A menina ainda está assustada, coração acelerado dentro do peito, o medo premindo os lábios. Quer chorar, mas o pai está brigando com o cavalo.
“Seu pangaré!! É minha filha que está aí em cima. Cavalo besta!“.
A menina agora quer rir mas não pode. O pai quando briga, briga mesmo. Está bravo ele. Com o cavalo, não com ela. Bravo como ficaria com uma grande e grave desobediência. Papai não tem muita paciência, ainda mais com um animal que sai disparado com a criança em cima gritando. Não fizera por mal, o bicho. Queria retomar o caminho para o ponto onde se reuniria aos demais cavalos e charretes do lago.
“Eu não quero mais, pai."
“Vamos completar a volta. Eu estou segurando."
“Quero descer.“
“Fica aí. Confia em mim! Segura firme na rédea. Não solta“.

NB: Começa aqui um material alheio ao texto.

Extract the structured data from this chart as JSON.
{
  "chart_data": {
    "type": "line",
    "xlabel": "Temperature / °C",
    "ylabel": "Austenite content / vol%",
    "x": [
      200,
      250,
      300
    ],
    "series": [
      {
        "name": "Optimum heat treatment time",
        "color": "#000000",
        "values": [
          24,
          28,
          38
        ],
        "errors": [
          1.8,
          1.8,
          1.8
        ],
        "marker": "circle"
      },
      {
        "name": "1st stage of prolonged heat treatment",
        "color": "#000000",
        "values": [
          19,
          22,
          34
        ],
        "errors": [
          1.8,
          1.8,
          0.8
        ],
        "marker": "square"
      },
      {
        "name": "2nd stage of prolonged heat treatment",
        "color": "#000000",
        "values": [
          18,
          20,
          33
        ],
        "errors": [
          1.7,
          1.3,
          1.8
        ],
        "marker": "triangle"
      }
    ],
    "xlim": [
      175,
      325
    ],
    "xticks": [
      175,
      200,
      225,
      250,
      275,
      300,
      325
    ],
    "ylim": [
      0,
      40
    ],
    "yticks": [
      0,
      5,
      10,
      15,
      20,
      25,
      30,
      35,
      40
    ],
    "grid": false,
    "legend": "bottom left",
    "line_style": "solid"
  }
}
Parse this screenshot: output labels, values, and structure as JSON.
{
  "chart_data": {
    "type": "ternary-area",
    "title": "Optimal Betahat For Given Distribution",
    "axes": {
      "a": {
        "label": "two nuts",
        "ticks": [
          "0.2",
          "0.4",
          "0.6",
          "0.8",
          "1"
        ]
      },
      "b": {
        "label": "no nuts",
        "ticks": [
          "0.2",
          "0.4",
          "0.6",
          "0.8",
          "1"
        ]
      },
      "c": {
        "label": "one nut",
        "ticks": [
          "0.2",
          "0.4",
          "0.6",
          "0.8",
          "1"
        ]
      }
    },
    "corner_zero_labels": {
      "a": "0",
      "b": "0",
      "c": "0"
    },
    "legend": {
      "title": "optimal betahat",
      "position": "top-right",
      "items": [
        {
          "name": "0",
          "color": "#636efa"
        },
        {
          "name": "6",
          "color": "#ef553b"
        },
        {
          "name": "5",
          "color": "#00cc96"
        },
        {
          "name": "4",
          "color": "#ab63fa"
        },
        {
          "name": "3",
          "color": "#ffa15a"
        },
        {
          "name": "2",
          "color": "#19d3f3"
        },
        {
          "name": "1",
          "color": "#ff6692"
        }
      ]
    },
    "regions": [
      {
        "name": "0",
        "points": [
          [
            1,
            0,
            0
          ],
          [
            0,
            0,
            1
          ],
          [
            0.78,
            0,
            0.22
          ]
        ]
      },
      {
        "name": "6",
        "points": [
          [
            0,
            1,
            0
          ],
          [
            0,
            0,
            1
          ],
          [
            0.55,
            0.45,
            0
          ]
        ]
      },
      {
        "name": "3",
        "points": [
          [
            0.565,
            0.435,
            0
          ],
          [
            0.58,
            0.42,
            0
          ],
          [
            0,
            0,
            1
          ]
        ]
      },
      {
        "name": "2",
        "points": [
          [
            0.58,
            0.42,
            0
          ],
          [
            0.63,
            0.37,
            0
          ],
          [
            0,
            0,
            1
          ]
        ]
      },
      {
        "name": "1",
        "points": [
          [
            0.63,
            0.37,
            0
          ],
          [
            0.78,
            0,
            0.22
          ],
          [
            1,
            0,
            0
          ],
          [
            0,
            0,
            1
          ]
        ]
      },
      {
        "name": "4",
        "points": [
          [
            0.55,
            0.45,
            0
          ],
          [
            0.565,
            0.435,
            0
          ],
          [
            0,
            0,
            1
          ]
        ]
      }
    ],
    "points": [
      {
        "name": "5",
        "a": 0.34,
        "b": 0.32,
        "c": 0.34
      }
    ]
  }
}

Com passos firmes, o pai fala dos tempos em que serviu à cavalaria do Exército. Cavalgava animais muito maiores, treinados e bonitos. Aqueles sim eram de raça. Tinha até Puro Sangue. Um pangaré não iria fazer ele de bobo. Nunca mais. Não se preocupe. Um cavalo tem várias marchas, como um carro. São diferentes formas de andar. Antes de cavalgar, trotam. Sabe o que é trote, filha? Não é muito confortável. A gente sacode muito em cima do animal. Eu sacudi agora! Viu? Você trotou com o cavalo. Mas é só acelerar para ficar mais gostoso. O pai sabe tudo. Palavras difíceis, informações curiosas. Tem uma memória danada. E quer que a menina busque informação, consulte o dicionário. Fala palavras desconhecidas só para provocar. Papai sempre foi um provocador.
De volta ao ponto de partida, o pai pega a menina no colo, com seus braços fortes, talhados na mania de carregar coisas. O pai faz serviços variados com o serrote e outras ferramentas no quintal, como podar árvores. Sobe também no sótão. Desce no porão. Um dia, o pai levou a menina ao sótão e ao porão. Ela ficou encantada, mas teve medo. Vai que tem morcego. Vai que tem barata. Confia em mim, dizia o pai. E lá ia a menina com medo confiar. Às vezes, ela hesitava muito e frustrava o pai. E se conseguisse se superar em algum obstáculo, o pai ria satisfeito e os olhos verdes ficavam bem apertados. Ganhavam um rabicho cheio de dobras no canto do rosto, como a cauda de uma estrela cadente, pensava. Soube depois, eram pés de galinha.
De um impulso, o pai desceu a filha da cela do cavalo. Ela pisou no chão com o alívio que só a terra firme oferece a quem acabou de cavalgar a contragosto. O cheiro do estrume lhe dava náuseas. Sempre ficava apreensiva com tantos cavalos ao redor, mas o pai foi logo brigando. Toma esse pangaré. Pangaré, ela achava, era uma ofensa para o bicho. Não fala assim não, pai, ela tinha vontade de falar, mas não dizia. E o dono do animal, que fazia jeito de quem não tinha gostado, amarrava a cara.
“Vamos pai, vamos!“
À medida que caminhavam para longe dos animais, o medo ia passando, dando lugar à euforia da grande experiência vivida.
“Eu puxava a rédea, e ele não me obedecia!“
“Eu vi.“
“Eu tentei frear, mas o cavalo disparou!“
“E eu atrás!“
“Você correu muito também!“, ela diz, com vontade de rir. “Você correu muito! Pegou o cavalo!“
Tinham uma grande história para contar em casa, quando chegassem. Ela teria uma grande história para lembrar mais de 30 anos depois, quando os músculos do pai não estivessem mais lá, nem os passos firmes. Quando o menor dos obstáculos fosse um inimigo à espreita. Quando a memória falhasse. Se pudesse, a filha correria atrás dela, a memória-pangaré, e alcançaria em nome do pai o cavalo em disparada. Quando as palavras, antes fartas, escapulissem na hora exata em que o pai precisasse delas. Reverenciadas no dicionário, estavam se escondendo por aí, ingratas, deixando frases incompletas. Menos uma, eterna em significado. Eu te amo.